The Queen died at Balmoral, her beloved palace in the Scottish Highlands, which was purchased by her great-great-grandfather Prince Albert for Queen Victoria in 1852. She was surrounded by her children and grandchildren. Her eldest son, Prince Charles, succeeds her.

"The Queen died peacefully at Balmoral this afternoon. The King and The Queen Consort will remain at Balmoral this evening and will return to London tomorrow," the palace said in a statement. "Flags across the U.K. were lowered to half-mast ahead of a national minute's silence and the start of an official period of mourning."

Born on April 21, 1926, Elizabeth assumed the throne in 1953 after the death of her father, King George VI. She is survived by her four children: Charles, Prince of Wales; Anne, Princess Royal; Prince Andrew, Duke of York; and Prince Edward, Earl of Wessex. The Queen is also survived by many grandchildren, including Prince William, Duke of Cambridge and Prince Harry. In addition, Elizabeth also had eight great-grandchildren.

Notably, reaction plans for the Queen's death have been in place since the 1960s. Dubbed "Operation London Bridge," according to Politico, the United Kingdom and the other Commonwealth realms have a process in place for exactly how to handle things in the wake of the Queen's passing. It was previously reported that "London Bridge is down" was expected to be the phrase used to communicate to the prime minister of the United Kingdom — Boris Johnson —as well as key personnel, that the Queen has died.

Her death will be recognized across the world.

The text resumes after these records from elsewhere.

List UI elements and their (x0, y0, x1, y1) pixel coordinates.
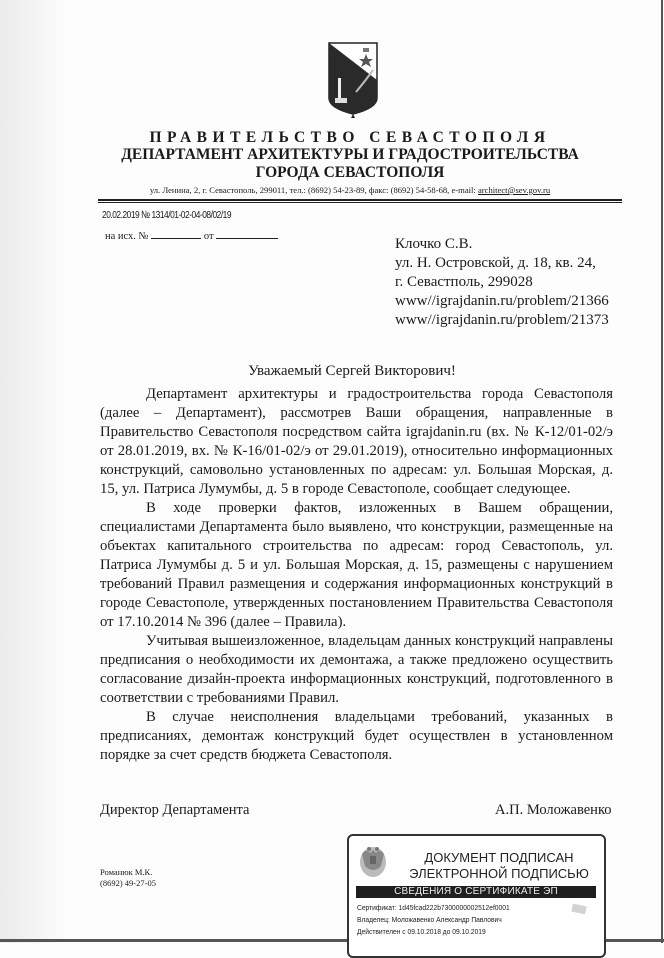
department-name-line1: ДЕПАРТАМЕНТ АРХИТЕКТУРЫ И ГРАДОСТРОИТЕЛЬСТВА (121, 146, 579, 163)
letter-body (100, 385, 613, 765)
addressee-city: г. Севастполь, 299028 (395, 274, 533, 290)
body-paragraph: Департамент архитектуры и градостроительства города Севастополя (далее – Департамент), рассмотрев Ваши обращения, направленные в Правительство Севастополя посредством сайта igrajdanin.ru (вх. № К-12/01-02/э от 28.01.2019, вх. № К-16/01-02/э от 29.01.2019), относительно информационных конструкций, самовольно установленных по адресам: ул. Большая Морская, д. 15, ул. Патриса Лумумбы, д. 5 в городе Севастополе, сообщает следующее. (100, 386, 613, 497)
stamp-owner: Владелец: Моложавенко Александр Павлович (357, 915, 502, 924)
addressee-link-2: www//igrajdanin.ru/problem/21373 (395, 312, 609, 328)
letterhead-rule-thin (98, 202, 622, 203)
executor-phone: (8692) 49-27-05 (100, 878, 156, 888)
stamp-certificate-id: Сертификат: 1d45fcad222b7300000002512ef0001 (357, 903, 510, 912)
reference-date-blank (216, 228, 278, 239)
government-name: ПРАВИТЕЛЬСТВО СЕВАСТОПОЛЯ (149, 129, 551, 146)
letterhead-rule (98, 199, 622, 201)
stamp-certificate-header: СВЕДЕНИЯ О СЕРТИФИКАТЕ ЭП (356, 886, 596, 898)
reference-from-label: от (203, 231, 214, 242)
stamp-title-line2: ЭЛЕКТРОННОЙ ПОДПИСЬЮ (409, 866, 589, 881)
stamp-validity: Действителен с 09.10.2018 до 09.10.2019 (357, 927, 486, 936)
department-contacts (100, 184, 600, 196)
reference-number-blank (151, 228, 201, 239)
body-paragraph: В случае неисполнения владельцами требований, указанных в предписаниях, демонтаж конструкций будет осуществлен в установленном порядке за счет средств бюджета Севастополя. (100, 709, 613, 763)
sevastopol-coat-of-arms-icon (326, 40, 380, 118)
executor-block (100, 867, 156, 889)
body-paragraph: В ходе проверки фактов, изложенных в Вашем обращении, специалистами Департамента было выявлено, что конструкции, размещенные на объектах капитального строительства по адресам: город Севастополь, ул. Патриса Лумумбы д. 5 и ул. Большая Морская, д. 15, размещены с нарушением требований Правил размещения и содержания информационных конструкций в городе Севастополе, утвержденных постановлением Правительства Севастополя от 17.10.2014 № 396 (далее – Правила). (100, 500, 613, 630)
department-address: ул. Ленина, 2, г. Севастополь, 299011, тел.: (8692) 54-23-89, факс: (8692) 54-58-68, e-mail: (149, 185, 478, 195)
reference-line (105, 228, 278, 242)
signer-title: Директор Департамента (100, 802, 250, 818)
reference-prefix: на исх. № (105, 231, 149, 242)
registration-number: 20.02.2019 № 1314/01-02-04-08/02/19 (102, 209, 232, 221)
body-paragraph: Учитывая вышеизложенное, владельцам данных конструкций направлены предписания о необходимости их демонтажа, а также предложено осуществить согласование дизайн-проекта информационных конструкций, подготовленного в соответствии с требованиями Правил. (100, 633, 613, 706)
department-name-line2: ГОРОДА СЕВАСТОПОЛЯ (255, 164, 445, 181)
addressee-link-1: www//igrajdanin.ru/problem/21366 (395, 293, 609, 309)
addressee-street: ул. Н. Островской, д. 18, кв. 24, (395, 255, 596, 271)
stamp-title (399, 850, 599, 882)
salutation: Уважаемый Сергей Викторович! (248, 363, 456, 379)
letterhead (100, 129, 600, 196)
signer-name: А.П. Моложавенко (495, 802, 612, 818)
executor-name: Романюк М.К. (100, 867, 153, 877)
scan-smudge (571, 904, 586, 915)
electronic-signature-stamp (347, 834, 606, 958)
addressee-block (395, 235, 609, 330)
stamp-title-line1: ДОКУМЕНТ ПОДПИСАН (424, 850, 574, 865)
russian-eagle-emblem-icon (357, 844, 389, 880)
stamp-details (357, 902, 510, 938)
department-email-link[interactable]: architect@sev.gov.ru (477, 185, 551, 195)
addressee-name: Клочко С.В. (395, 236, 473, 252)
scan-right-edge (661, 0, 663, 943)
scan-shadow (0, 0, 70, 943)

As part of the plans in Canada, an official mourning period for Elizabeth II will take place. The length of said period will be determined by the federal government. All staff of the governor-general, territorial commissioners and provincial lieutenant governors will be immediately issued black ties and black armbands, during the official mourning period.

In Australia, a flag notice will be issued instructing flags to fly at half-mast for the next ten days. The one exception to this guideline is the day that Prince Charles is announced as the new King of England. Additionally, the Australian Defence Force will organize several gun salutes that coincide with events in London and will participate in ceremonies held throughout the United Kingdom.

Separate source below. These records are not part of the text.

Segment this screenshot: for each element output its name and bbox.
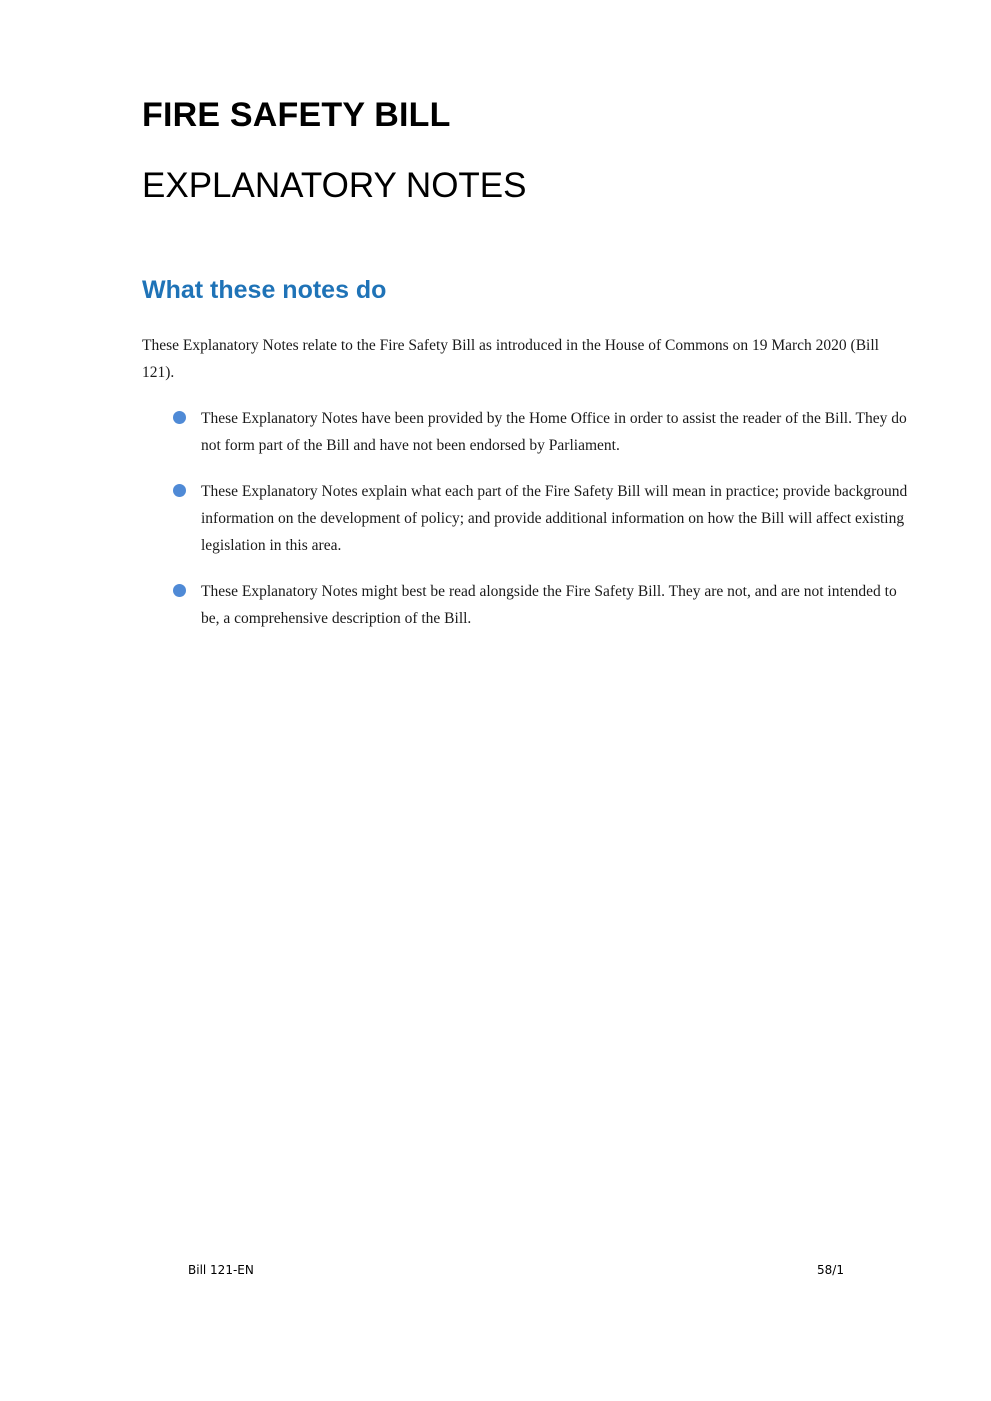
footer-bill-reference: Bill 121-EN: [188, 1263, 254, 1277]
bullet-dot-icon: [173, 484, 186, 497]
bullet-dot-icon: [173, 584, 186, 597]
bullet-text: These Explanatory Notes might best be read alongside the Fire Safety Bill. They are not, and are not intended to be, a comprehensive description of the Bill.: [201, 583, 897, 627]
section-heading: What these notes do: [142, 276, 387, 304]
bullet-item: [170, 405, 915, 459]
bullet-text: These Explanatory Notes have been provided by the Home Office in order to assist the reader of the Bill. They do not form part of the Bill and have not been endorsed by Parliament.: [201, 410, 907, 454]
document-title: FIRE SAFETY BILL: [142, 96, 451, 134]
bullet-dot-icon: [173, 411, 186, 424]
document-subtitle: EXPLANATORY NOTES: [142, 166, 527, 205]
bullet-text: These Explanatory Notes explain what each part of the Fire Safety Bill will mean in practice; provide background information on the development of policy; and provide additional information on how the Bill will affect existing legislation in this area.: [201, 483, 908, 554]
intro-paragraph: These Explanatory Notes relate to the Fire Safety Bill as introduced in the House of Commons on 19 March 2020 (Bill 121).: [142, 337, 879, 381]
notes-bullet-list: [170, 405, 915, 651]
bullet-item: [170, 478, 915, 559]
footer-page-reference: 58/1: [817, 1263, 844, 1277]
bullet-item: [170, 578, 915, 632]
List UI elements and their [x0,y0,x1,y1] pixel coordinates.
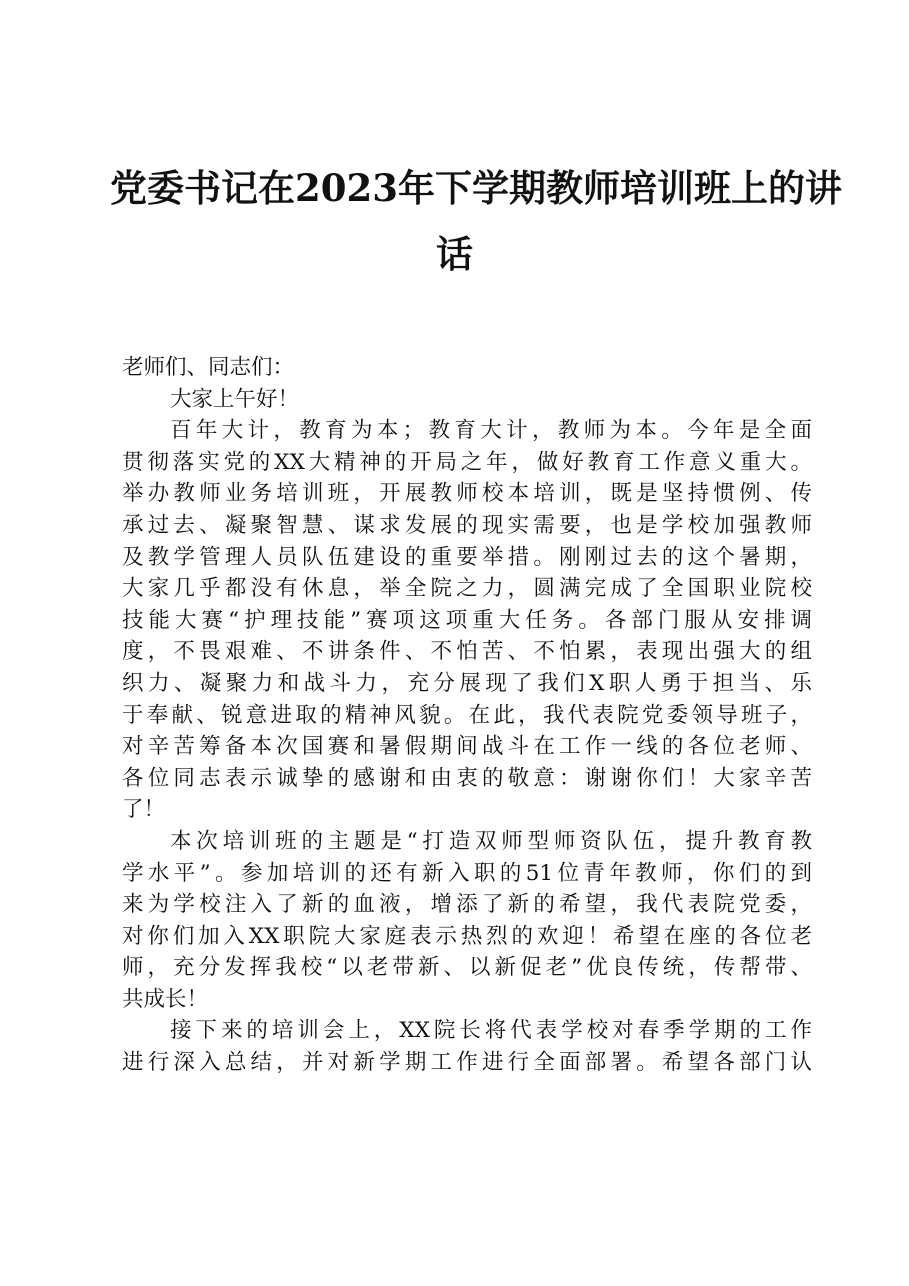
body-line: 对辛苦筹备本次国赛和暑假期间战斗在工作一线的各位老师、 [122,734,812,760]
body-line: 于奉献、锐意进取的精神风貌。在此，我代表院党委领导班子， [122,702,812,728]
body-line: 各位同志表示诚挚的感谢和由衷的敬意：谢谢你们！大家辛苦 [122,765,812,791]
body-line: 承过去、凝聚智慧、谋求发展的现实需要，也是学校加强教师 [122,512,812,538]
greeting: 大家上午好！ [170,386,300,412]
body-line: 师，充分发挥我校“以老带新、以新促老”优良传统，传帮带、 [122,955,812,981]
body-line: 举办教师业务培训班，开展教师校本培训，既是坚持惯例、传 [122,481,812,507]
body-line: 贯彻落实党的XX大精神的开局之年，做好教育工作意义重大。 [122,449,812,475]
body-line: 共成长！ [122,986,209,1012]
body-line: 对你们加入XX职院大家庭表示热烈的欢迎！希望在座的各位老 [122,923,812,949]
body-line: 及教学管理人员队伍建设的重要举措。刚刚过去的这个暑期， [122,544,812,570]
body-line: 进行深入总结，并对新学期工作进行全面部署。希望各部门认 [122,1050,812,1076]
salutation: 老师们、同志们： [122,355,295,380]
body-line: 百年大计，教育为本；教育大计，教师为本。今年是全面 [170,418,812,444]
body-line: 接下来的培训会上，XX院长将代表学校对春季学期的工作 [170,1018,812,1044]
body-line: 大家几乎都没有休息，举全院之力，圆满完成了全国职业院校 [122,576,812,602]
document-title-line-1: 党委书记在2023年下学期教师培训班上的讲 [110,166,842,210]
body-line: 技能大赛“护理技能”赛项这项重大任务。各部门服从安排调 [122,607,812,633]
body-line: 了！ [122,797,166,823]
body-line: 学水平”。参加培训的还有新入职的51位青年教师，你们的到 [122,860,812,886]
body-line: 本次培训班的主题是“打造双师型师资队伍，提升教育教 [170,828,812,854]
document-title-line-2: 话 [436,232,473,276]
body-line: 织力、凝聚力和战斗力，充分展现了我们X职人勇于担当、乐 [122,670,812,696]
body-line: 度，不畏艰难、不讲条件、不怕苦、不怕累，表现出强大的组 [122,639,812,665]
document-body [122,352,812,1079]
body-line: 来为学校注入了新的血液，增添了新的希望，我代表院党委， [122,892,812,918]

Finally, in New Zealand, the head of the Ministry for Culture and Heritage will issue an order for a list of specific government buildings and other national facilities, to fly the New Zealand flag at half-mast. There will also be twenty-one gun salutes ordered "at appropriate times." New Zealand will likely hold a memorial service as well, but all decisions regarding accompanying events and government protocol will be determined by the prime minister.